Diciamo subito che questo film si trova sul piedistallo di una mia gerarchia tutta personale: Cléo dalle 5 alle 7, secondo me, il più bel film francese dopo Hiroshima mon amour, La dolce età e Il buco. Non c’è niente di più ammirevole di un’intelligenza nutrita di sensibilità, se non una sensibilità diretta dall’intelligenza. Niente di più raro di uno spirito appassionato tanto dal rigore quando dalla fantasia, se non un temperamento iper-istintivo e insieme lucidissimo. Cléo perciò è nello stesso tempo il più libero dei film e il più costretto dai condizionamenti, il più naturale e il più formale, il più realista e il più prezioso, il più coinvolgente a vedersi e il più bello a guardarsi. [...] Le armi della seduzione della Varda sono molteplici: i dialoghi, la bellezza delle immagini e quella della protagonista, la ricchezza inventiva della messa in scena fanno di lei ‘lo stile'
Roger Tailleur, “Positif ”, n. 44, marzo 1962



Agnès Varda eccelle nella ripresa in diretta ma supera lo stadio del documentario e i limiti evidenti del cinéma-vérité perché tutti i fotogrammi filmati camminando per le vie di Parigi sono ripensati e incorporati in un montaggio brillante che suggerisce ancor meglio la stanchezza e l’angoscia di Cléo (le maschere, gli studenti travestiti, il litigio nel caffè, il mangiatore di rane, il saltimbanco che si perfora il braccio, ecc.). “Documento soggettivo”: la definizione applicata dall’autrice al proprio film non resta forse la migliore?

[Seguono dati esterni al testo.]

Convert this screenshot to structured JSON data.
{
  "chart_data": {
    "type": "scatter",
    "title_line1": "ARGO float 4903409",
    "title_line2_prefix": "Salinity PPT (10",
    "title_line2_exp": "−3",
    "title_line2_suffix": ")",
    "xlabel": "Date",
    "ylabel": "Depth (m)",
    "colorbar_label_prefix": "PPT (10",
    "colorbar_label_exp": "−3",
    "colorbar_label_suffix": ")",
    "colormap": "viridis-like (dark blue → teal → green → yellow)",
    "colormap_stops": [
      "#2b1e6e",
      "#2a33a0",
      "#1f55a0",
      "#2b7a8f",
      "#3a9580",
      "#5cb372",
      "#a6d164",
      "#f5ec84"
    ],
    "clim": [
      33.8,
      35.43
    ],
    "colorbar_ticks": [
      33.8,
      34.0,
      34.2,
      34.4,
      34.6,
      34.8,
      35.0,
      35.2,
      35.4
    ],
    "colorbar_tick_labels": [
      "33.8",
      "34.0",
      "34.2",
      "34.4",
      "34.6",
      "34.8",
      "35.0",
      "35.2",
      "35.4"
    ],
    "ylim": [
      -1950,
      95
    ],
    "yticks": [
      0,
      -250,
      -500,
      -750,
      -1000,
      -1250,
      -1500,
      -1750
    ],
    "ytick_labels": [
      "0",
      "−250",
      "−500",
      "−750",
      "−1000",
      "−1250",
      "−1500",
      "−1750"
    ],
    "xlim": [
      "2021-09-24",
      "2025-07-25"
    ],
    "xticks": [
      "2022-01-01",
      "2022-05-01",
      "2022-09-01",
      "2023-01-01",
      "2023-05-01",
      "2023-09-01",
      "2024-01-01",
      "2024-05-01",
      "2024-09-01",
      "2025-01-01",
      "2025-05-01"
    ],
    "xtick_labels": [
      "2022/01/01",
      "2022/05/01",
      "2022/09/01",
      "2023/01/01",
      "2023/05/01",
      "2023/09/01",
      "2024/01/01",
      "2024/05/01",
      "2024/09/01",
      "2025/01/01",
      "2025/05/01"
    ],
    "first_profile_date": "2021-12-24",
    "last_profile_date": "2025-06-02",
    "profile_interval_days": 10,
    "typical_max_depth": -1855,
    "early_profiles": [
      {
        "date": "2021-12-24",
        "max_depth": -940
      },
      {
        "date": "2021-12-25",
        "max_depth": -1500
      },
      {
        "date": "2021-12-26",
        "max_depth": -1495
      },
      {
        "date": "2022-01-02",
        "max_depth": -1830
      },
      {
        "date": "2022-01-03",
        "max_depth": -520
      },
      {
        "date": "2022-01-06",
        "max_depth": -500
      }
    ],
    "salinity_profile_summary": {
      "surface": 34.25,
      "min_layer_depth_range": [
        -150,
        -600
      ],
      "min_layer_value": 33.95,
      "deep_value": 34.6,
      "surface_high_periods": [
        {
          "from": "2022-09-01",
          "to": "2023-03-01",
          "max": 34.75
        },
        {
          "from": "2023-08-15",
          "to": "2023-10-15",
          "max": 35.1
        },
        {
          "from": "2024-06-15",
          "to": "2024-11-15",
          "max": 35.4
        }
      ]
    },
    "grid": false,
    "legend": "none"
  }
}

Jacques Belmans, “Marginales”, n. 87, 1962



L’attesa di un verdetto che già conosce comporterà per Cléo tre conseguenze essenziali. La prima, la più evidente, sarà l’alterazione del suo sguardo. Noterà cose che normalmente non la colpiscono, compirà scelte diverse nel suo spettacolo, diventerà sensibile a tutto ciò che, da vicino o da lontano, evoca la malattia, il sangue, la bruttezza. Seconda conseguenza: l’alterazione del tempo. “Non mi piace raccontare una storia” scrive Agnès Varda, “ma ciò che accade nei momenti importanti di una storia: quel che fa Antonioni mostrando i tempi deboli. Mi piacerebbe trattare i momenti da cui non ci si aspetta nulla e che si rivelano più toccanti degli altri”. La storia di Cléo, nelle due ore in cui la seguiamo per Parigi, è fatta tutta di questi momenti da cui non ci si aspetta nulla, perché il solo momento che conta, il solo momento importante, è quello che giungerà alla fine. Il tempo è come svuotato del suo contenuto, sospeso, immobile.